CNBC reports that a May recall of 2.2 million Peloton bikes over their faulty seats is costing the company tens of millions of dollars—upwards of 20,000 members have paused their subscriptions over the recall as they wait for a new bicycle seat. According to Peloton’s Q4 shareholder letter released today, the company revealed that 750,000 customers made requests for a new part since the recall was issued in May. In the letter, Peloton CEO and President Barry McCarthy said that this amount was “more than expected” and that only about half of those requests—340,000, to be specific—have been fulfilled, with the remainder to be fulfilled by the end of September.

“The cost of this recall substantially exceeded our initial expectations, leading to an additional accrual of $US40 million this quarter for actual costs incurred as well as anticipated future recall-related expenses,” McCarthy said in the letter. “In addition, an estimated 15 to 20 thousand of our 2.2 million impacted Members elected to pause their monthly subscriptions in Q4 pending the receipt of a replacement seat post.”

On Wednesday morning, Peloton’s stock price plummeted by as much as 20 per cent and was on track to close at a record low for the company. 

Peloton did not immediately return Gizmodo’s request for comment on the recall.

Peloton issued the recall in May, announcing that the post that connects the seat to the body of PL-01 model bikes will snap off when customers peddle too hard. The company said it received 35 reports of bike seats completely snapping off, while the Consumer Protection Safety Commission reported 13 accounts of customers receiving injuries spanning from lacerations to fractured wrists from falling off the bike. The PL-01 is the company’s original model that put it on the map, having been sold from 2018 to 2023.
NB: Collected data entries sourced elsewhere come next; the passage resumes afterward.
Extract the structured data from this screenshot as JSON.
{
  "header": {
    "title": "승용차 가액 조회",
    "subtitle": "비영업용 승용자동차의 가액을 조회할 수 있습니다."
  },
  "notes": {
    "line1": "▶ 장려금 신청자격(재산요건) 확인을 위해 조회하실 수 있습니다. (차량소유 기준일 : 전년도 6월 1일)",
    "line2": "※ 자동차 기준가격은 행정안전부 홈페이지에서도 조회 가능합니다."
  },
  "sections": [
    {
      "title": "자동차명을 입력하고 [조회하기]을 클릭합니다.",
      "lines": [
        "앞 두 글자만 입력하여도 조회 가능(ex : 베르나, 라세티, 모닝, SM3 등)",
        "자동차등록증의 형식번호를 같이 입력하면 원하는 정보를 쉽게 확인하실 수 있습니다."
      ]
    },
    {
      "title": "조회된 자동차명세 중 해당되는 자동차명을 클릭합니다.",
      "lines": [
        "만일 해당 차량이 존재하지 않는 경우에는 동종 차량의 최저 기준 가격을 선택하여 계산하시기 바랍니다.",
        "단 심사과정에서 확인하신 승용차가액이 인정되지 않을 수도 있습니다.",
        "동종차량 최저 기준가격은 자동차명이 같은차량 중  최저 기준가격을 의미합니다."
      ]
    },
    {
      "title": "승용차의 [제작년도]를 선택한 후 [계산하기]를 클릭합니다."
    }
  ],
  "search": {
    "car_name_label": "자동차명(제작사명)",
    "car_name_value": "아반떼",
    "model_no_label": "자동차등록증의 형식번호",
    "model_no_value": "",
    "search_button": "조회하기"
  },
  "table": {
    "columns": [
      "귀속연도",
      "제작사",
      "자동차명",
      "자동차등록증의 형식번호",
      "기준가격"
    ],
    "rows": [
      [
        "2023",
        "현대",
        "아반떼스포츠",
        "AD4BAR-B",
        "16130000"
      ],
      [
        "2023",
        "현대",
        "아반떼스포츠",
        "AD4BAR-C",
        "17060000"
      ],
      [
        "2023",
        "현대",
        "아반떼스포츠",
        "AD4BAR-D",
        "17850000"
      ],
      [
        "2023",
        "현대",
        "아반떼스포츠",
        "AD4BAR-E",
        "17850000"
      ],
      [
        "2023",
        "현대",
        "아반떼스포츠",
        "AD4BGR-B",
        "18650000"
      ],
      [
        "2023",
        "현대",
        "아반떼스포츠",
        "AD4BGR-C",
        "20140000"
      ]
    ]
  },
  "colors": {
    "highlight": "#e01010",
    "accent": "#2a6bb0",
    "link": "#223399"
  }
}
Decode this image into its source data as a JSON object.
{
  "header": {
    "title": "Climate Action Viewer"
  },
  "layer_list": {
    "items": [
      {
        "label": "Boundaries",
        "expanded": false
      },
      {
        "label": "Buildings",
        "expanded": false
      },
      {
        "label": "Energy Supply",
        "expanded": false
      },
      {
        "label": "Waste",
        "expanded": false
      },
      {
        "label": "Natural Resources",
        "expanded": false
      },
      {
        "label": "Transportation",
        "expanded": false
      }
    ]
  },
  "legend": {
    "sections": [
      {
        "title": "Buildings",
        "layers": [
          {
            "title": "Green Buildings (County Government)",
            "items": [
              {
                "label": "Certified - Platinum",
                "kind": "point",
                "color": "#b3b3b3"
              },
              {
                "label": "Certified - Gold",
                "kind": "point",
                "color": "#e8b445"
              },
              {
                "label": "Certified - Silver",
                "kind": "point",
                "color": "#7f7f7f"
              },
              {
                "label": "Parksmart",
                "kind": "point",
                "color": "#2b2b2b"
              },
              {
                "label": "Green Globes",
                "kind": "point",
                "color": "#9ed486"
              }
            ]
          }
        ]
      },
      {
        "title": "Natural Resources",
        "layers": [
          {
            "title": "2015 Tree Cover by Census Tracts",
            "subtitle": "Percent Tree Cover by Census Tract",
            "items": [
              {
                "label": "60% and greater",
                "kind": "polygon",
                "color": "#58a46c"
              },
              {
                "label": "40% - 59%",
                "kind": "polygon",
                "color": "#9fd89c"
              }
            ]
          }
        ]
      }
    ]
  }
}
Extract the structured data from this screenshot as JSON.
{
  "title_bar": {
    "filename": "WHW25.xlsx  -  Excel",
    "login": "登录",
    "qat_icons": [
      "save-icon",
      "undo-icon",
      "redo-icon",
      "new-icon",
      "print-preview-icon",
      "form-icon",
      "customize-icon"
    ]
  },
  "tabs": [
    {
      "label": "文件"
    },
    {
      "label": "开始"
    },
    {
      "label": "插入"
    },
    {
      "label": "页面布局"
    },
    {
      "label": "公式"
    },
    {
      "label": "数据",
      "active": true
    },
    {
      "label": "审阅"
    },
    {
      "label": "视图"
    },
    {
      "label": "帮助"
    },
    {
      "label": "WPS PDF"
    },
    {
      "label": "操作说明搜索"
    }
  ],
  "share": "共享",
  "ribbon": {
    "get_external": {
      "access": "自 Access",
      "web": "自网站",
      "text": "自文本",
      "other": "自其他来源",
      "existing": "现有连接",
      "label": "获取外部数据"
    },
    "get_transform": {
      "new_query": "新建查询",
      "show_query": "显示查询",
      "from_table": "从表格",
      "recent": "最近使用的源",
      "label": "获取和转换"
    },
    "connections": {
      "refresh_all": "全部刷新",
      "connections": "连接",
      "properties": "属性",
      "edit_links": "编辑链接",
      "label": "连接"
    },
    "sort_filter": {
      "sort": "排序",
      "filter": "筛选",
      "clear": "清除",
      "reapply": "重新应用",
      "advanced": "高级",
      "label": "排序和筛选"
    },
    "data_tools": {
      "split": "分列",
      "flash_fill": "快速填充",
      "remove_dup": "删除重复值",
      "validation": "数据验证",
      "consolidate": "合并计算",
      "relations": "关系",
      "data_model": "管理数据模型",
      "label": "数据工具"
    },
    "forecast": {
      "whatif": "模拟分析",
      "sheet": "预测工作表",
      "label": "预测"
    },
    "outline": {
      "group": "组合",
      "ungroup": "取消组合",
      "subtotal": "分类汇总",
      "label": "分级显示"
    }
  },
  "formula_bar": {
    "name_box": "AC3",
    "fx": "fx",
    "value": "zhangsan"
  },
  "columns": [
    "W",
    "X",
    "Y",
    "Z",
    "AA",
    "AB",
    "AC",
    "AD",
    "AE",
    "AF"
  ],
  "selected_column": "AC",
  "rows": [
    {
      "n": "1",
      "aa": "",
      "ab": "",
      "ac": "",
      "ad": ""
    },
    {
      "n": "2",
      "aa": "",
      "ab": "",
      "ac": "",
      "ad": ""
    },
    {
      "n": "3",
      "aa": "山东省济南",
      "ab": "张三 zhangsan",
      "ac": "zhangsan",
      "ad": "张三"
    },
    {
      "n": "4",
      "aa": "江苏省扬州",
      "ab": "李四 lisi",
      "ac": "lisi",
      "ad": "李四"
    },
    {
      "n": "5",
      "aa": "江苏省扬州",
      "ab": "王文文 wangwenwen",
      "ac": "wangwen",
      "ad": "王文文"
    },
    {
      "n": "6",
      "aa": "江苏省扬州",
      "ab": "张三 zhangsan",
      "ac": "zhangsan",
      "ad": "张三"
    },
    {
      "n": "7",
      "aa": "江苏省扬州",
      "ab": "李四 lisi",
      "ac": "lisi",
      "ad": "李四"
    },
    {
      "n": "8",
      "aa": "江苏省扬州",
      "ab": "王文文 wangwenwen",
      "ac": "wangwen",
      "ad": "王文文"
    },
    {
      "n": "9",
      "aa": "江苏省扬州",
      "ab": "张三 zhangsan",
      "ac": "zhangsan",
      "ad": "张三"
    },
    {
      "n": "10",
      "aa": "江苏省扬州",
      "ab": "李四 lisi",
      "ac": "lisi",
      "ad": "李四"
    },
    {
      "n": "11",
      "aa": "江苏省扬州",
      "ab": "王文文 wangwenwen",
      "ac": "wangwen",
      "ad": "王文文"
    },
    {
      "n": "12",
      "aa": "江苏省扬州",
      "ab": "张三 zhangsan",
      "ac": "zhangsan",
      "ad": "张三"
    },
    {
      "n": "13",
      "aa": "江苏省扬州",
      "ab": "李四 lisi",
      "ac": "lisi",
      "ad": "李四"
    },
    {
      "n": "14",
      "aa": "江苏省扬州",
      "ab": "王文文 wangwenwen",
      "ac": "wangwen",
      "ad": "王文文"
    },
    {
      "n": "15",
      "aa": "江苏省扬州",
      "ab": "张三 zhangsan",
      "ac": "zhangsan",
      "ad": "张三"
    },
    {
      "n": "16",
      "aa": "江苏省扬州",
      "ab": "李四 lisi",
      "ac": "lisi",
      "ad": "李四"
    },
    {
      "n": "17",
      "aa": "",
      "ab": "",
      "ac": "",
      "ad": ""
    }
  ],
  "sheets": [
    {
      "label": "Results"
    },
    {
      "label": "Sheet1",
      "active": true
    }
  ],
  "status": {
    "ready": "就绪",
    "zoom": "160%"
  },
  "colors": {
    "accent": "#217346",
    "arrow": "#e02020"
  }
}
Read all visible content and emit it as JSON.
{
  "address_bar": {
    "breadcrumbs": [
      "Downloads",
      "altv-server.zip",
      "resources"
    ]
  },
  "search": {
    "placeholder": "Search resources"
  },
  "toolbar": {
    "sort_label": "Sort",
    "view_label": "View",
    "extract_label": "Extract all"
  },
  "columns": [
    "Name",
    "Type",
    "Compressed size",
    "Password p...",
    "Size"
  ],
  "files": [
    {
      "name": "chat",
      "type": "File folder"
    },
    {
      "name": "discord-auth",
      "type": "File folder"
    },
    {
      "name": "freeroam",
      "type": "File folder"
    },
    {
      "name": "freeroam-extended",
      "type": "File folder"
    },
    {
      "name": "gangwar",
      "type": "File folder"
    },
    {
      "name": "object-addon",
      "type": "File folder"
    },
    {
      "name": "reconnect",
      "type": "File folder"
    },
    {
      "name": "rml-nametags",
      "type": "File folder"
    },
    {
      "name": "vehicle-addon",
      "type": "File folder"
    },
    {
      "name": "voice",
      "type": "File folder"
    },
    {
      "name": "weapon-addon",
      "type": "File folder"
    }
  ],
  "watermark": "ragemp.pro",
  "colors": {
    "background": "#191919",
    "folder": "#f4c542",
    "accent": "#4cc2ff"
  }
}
This is not the first recall that has plagued Peloton. The fitness company previously, and infamously, recalled both its Tread and Tread+ treadmills, the latter of which was involved in the death of a 6-year-old boy who got pulled underneath the device. Earlier this year, Peloton agreed to pay a $US19 million penalty in a civil case settlement with the Consumer Products Safety Commission over the treadmill recall.